Dopo un lungo inverno l’ottimismo è finalmente tornato nel mondo della crypto-economy. Di fatto anch’io condivido questa sensazione diffusa, anche se per ragioni differenti. 

Ma quali sono i motivi che si nascondono dietro la recente ripresa delle cryptovalute? 

Gli investitori hanno puntato sulle preoccupazioni per il controllo dei capitali in Cina e più in generale sulla corsa alla sicurezza dovuta alle tensioni geopolitiche globali. Ma nonostante entrambe le motivazioni potrebbero essere almeno momentaneamente valide, il mio ottimismo non è mai venuto meno in questo lungo inverno, essendo basato su motivazioni di lungo termine e su importanti fatti concreti.  Semplicemente, è il denaro istituzionale, sempre più attratto dal settore, che guida la crescita e che continuerà a farlo. L’allocazione  lungo termine pianificata di fondi istituzionali è consentita da nuovi servizi che sono diventati disponibili nel settore, e questo è chiaramente un driver per l’ottimismo di lungo termine più forte rispetto agli altri fattori temporanei e speculativi emersi il mese scorso. 

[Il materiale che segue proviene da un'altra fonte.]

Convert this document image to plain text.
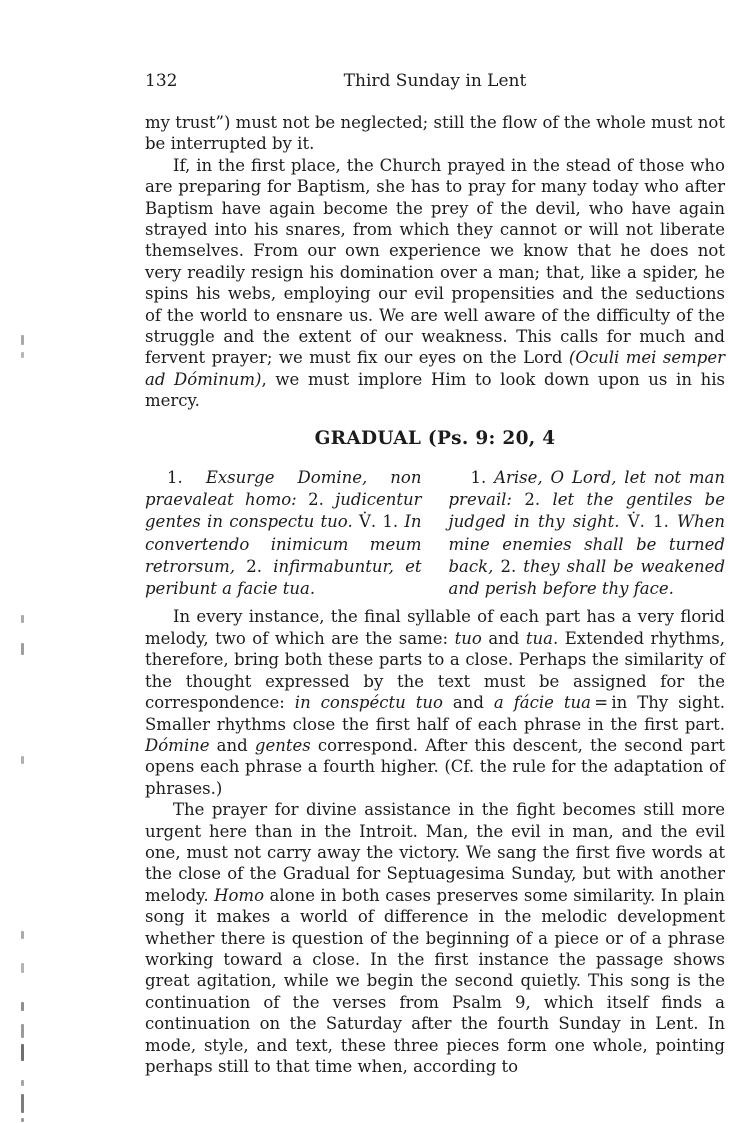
132	Third Sunday in Lent

my trust”) must not be neglected; still the flow of the whole must not be interrupted by it.

If, in the first place, the Church prayed in the stead of those who are preparing for Baptism, she has to pray for many today who after Baptism have again become the prey of the devil, who have again strayed into his snares, from which they cannot or will not liberate themselves. From our own experience we know that he does not very readily resign his domination over a man; that, like a spider, he spins his webs, employing our evil propensities and the seductions of the world to ensnare us. We are well aware of the difficulty of the struggle and the extent of our weakness. This calls for much and fervent prayer; we must fix our eyes on the Lord (Oculi mei semper ad Dóminum), we must implore Him to look down upon us in his mercy.

GRADUAL (Ps. 9: 20, 4

1. Exsurge Domine, non praevaleat homo: 2. judicentur gentes in conspectu tuo. V̇. 1. In convertendo inimicum meum retrorsum, 2. infirmabuntur, et peribunt a facie tua.

1. Arise, O Lord, let not man prevail: 2. let the gentiles be judged in thy sight. V̇. 1. When mine enemies shall be turned back, 2. they shall be weakened and perish before thy face.

In every instance, the final syllable of each part has a very florid melody, two of which are the same: tuo and tua. Extended rhythms, therefore, bring both these parts to a close. Perhaps the similarity of the thought expressed by the text must be assigned for the correspondence: in conspéctu tuo and a fácie tua = in Thy sight. Smaller rhythms close the first half of each phrase in the first part. Dómine and gentes correspond. After this descent, the second part opens each phrase a fourth higher. (Cf. the rule for the adaptation of phrases.)

The prayer for divine assistance in the fight becomes still more urgent here than in the Introit. Man, the evil in man, and the evil one, must not carry away the victory. We sang the first five words at the close of the Gradual for Septuagesima Sunday, but with another melody. Homo alone in both cases preserves some similarity. In plain song it makes a world of difference in the melodic development whether there is question of the beginning of a piece or of a phrase working toward a close. In the first instance the passage shows great agitation, while we begin the second quietly. This song is the continuation of the verses from Psalm 9, which itself finds a continuation on the Saturday after the fourth Sunday in Lent. In mode, style, and text, these three pieces form one whole, pointing perhaps still to that time when, according to
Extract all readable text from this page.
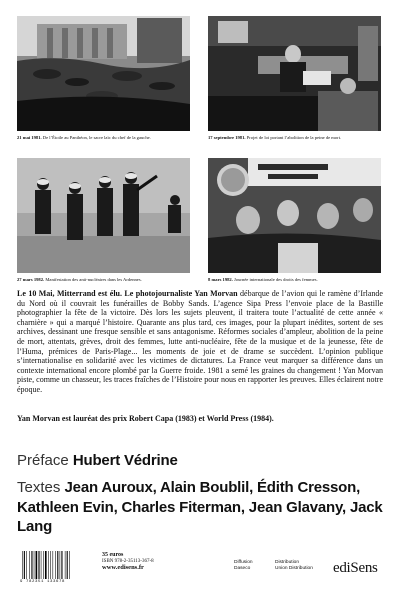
21 mai 1981. De l’Étoile au Panthéon, le sacre laïc du chef de la gauche.	17 septembre 1981. Projet de loi portant l’abolition de la peine de mort.
27 mars 1982. Manifestation des anti-nucléaires dans les Ardennes.	8 mars 1982. Journée internationale des droits des femmes.
Le 10 Mai, Mitterrand est élu. Le photojournaliste Yan Morvan débarque de l’avion qui le ramène d’Irlande du Nord où il couvrait les funérailles de Bobby Sands. L’agence Sipa Press l’envoie place de la Bastille photographier la fête de la victoire. Dès lors les sujets pleuvent, il traitera toute l’actualité de cette année « charnière » qui a marqué l’histoire. Quarante ans plus tard, ces images, pour la plupart inédites, sortent de ses archives, dessinant une fresque sensible et sans antagonisme. Réformes sociales d’ampleur, abolition de la peine de mort, attentats, grèves, droit des femmes, lutte anti-nucléaire, fête de la musique et de la jeunesse, fête de l’Huma, prémices de Paris-Plage... les moments de joie et de drame se succèdent. L’opinion publique s’internationalise en solidarité avec les victimes de dictatures. La France veut marquer sa différence dans un contexte international encore plombé par la Guerre froide. 1981 a semé les graines du changement ! Yan Morvan piste, comme un chasseur, les traces fraîches de l’Histoire pour nous en rapporter les preuves. Elles éclairent notre époque.
Yan Morvan est lauréat des prix Robert Capa (1983) et World Press (1984).
Préface Hubert Védrine
Textes Jean Auroux, Alain Boublil, Édith Cresson, Kathleen Evin, Charles Fiterman, Jean Glavany, Jack Lang
9 782351 133678
35 euros
ISBN 978-2-35113-367-8
www.edisens.fr
Diffusion
Daseco
Distribution
Union Distribution ediSens
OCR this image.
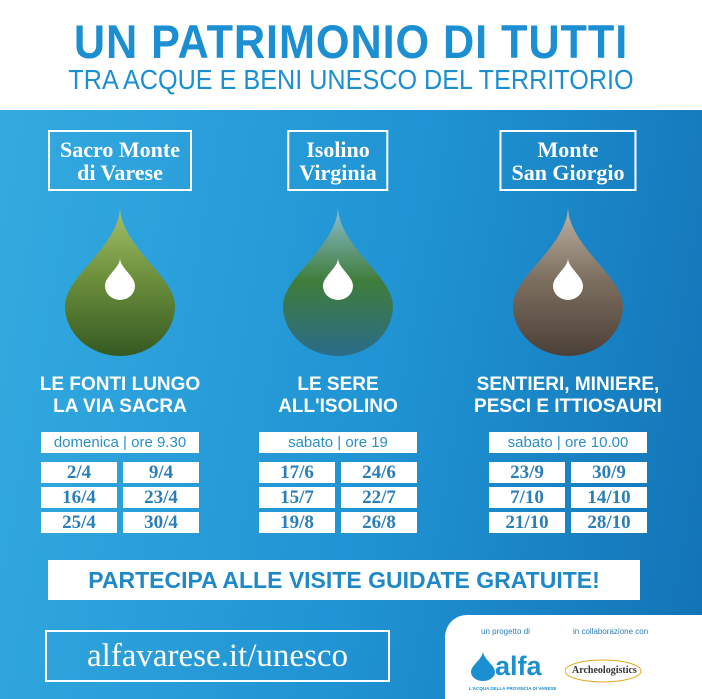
UN PATRIMONIO DI TUTTI
TRA ACQUE E BENI UNESCO DEL TERRITORIO
Sacro Monte
di Varese
LE FONTI LUNGO
LA VIA SACRA
domenica | ore 9.30
2/4	9/4
16/4	23/4
25/4	30/4
Isolino
Virginia
LE SERE
ALL'ISOLINO
sabato | ore 19
17/6	24/6
15/7	22/7
19/8	26/8
Monte
San Giorgio
SENTIERI, MINIERE,
PESCI E ITTIOSAURI
sabato | ore 10.00
23/9	30/9
7/10	14/10
21/10	28/10
PARTECIPA ALLE VISITE GUIDATE GRATUITE!
alfavarese.it/unesco
un progetto di	in collaborazione con
alfa
L'ACQUA DELLA PROVINCIA DI VARESE
Archeologistics
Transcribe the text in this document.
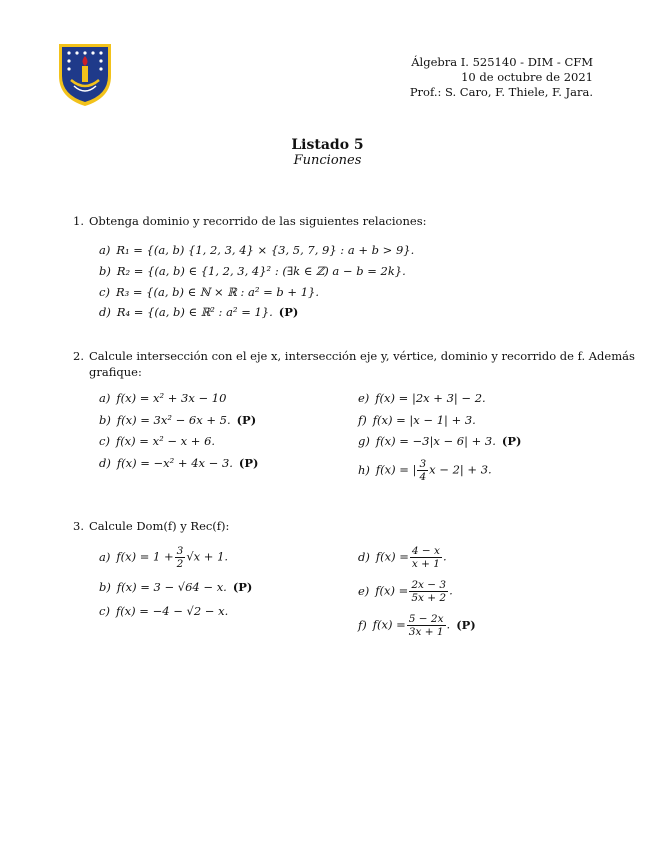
Álgebra I. 525140 - DIM - CFM
10 de octubre de 2021
Prof.: S. Caro, F. Thiele, F. Jara.
Listado 5
Funciones
1. Obtenga dominio y recorrido de las siguientes relaciones:
a) R₁ = {(a, b) {1, 2, 3, 4} × {3, 5, 7, 9} : a + b > 9}.
b) R₂ = {(a, b) ∈ {1, 2, 3, 4}² : (∃k ∈ ℤ) a − b = 2k}.
c) R₃ = {(a, b) ∈ ℕ × ℝ : a² = b + 1}.
d) R₄ = {(a, b) ∈ ℝ² : a² = 1}. (P)
2. Calcule intersección con el eje x, intersección eje y, vértice, dominio y recorrido de f. Además
grafique:
a) f(x) = x² + 3x − 10
b) f(x) = 3x² − 6x + 5. (P)
c) f(x) = x² − x + 6.
d) f(x) = −x² + 4x − 3. (P)
e) f(x) = |2x + 3| − 2.
f) f(x) = |x − 1| + 3.
g) f(x) = −3|x − 6| + 3. (P)
h) f(x) = | $\frac{3}{4}$ x − 2| + 3.
3. Calcule Dom(f) y Rec(f):
a) $f(x) = 1 + \frac{3}{2} √x + 1$.
b) f(x) = 3 − √64 − x. (P)
c) f(x) = −4 − √2 − x.
d) $f(x) = \frac{4 - x}{x + 1}$ .
e) $f(x) = \frac{2x - 3}{5x + 2}$ .
f) $f(x) = \frac{5 - 2x}{3x + 1}$ . (P)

Gli investitori istituzionali hanno un “sentiment” sempre più positivo 

Fidelity Investments, una delle più grandi realtà di asset management su scala globale, ha recentemente annunciato che inizierà a fare trading di Bitcoin per la sua base di clienti istituzionali. Evidentemente ne vedono il potenziale. In un recente sondaggio infatti il 46% della base dei loro clienti istituzionali ha espresso la propria volontà di investire in cryptovalute. E questo nonostante il Bitcoin fosse all’epoca all’80% in meno rispetto alle vette del 2017. Non è sorprendente, perché gli investitori istituzionali ragionano a lungo termine e sono mano influenzati dalle fluttuazioni dei prezzi che si registrano nel breve termine. Goldman Sachs, nonostante le critiche esplicite, ha investito in Circle, che ora sta emettendo una stablecoin, la Usdc. 

La creazione nuove stablecoin

Anche JpMorgan ha annunciato la nuova JpmCoin, un passo importante, perché le stablecoin sono fondamentali per abilitare una transizione senza traumi dai fondi di investimento ai Crypto-token. Questo settore non può ambire agli investimenti istituzionali senza un sistema di stablecoin affidabile e ben funzionante. La questione a questo punto rimane soggettiva più che tecnologica: possiamo fidarci di chi emette stablecoin? Possiamo fidarci del fatto che quesi fondi vengano effettivamente tenuti al sicuro e che le monete virtuali siano effettivamente sostenute da valute legali? La storia di Tether è emblematica: mettendo da parte le opinioni personali, i fatti dicono che le più recenti dichiarazioni ufficiali della compagnia puntano a un rapporto di back-up del 74% delle valute emesse, e questo nonostante la società abbi sempre affermato che le valute erano pienamente coperte al rapporto di uno a uno da monete legali. Una volta compromessa la credibilità di Tether, le valute di JpMorgan o di Goldman Sachs sono molto più richieste come mezzi di ingresso degli investimenti in questo settore.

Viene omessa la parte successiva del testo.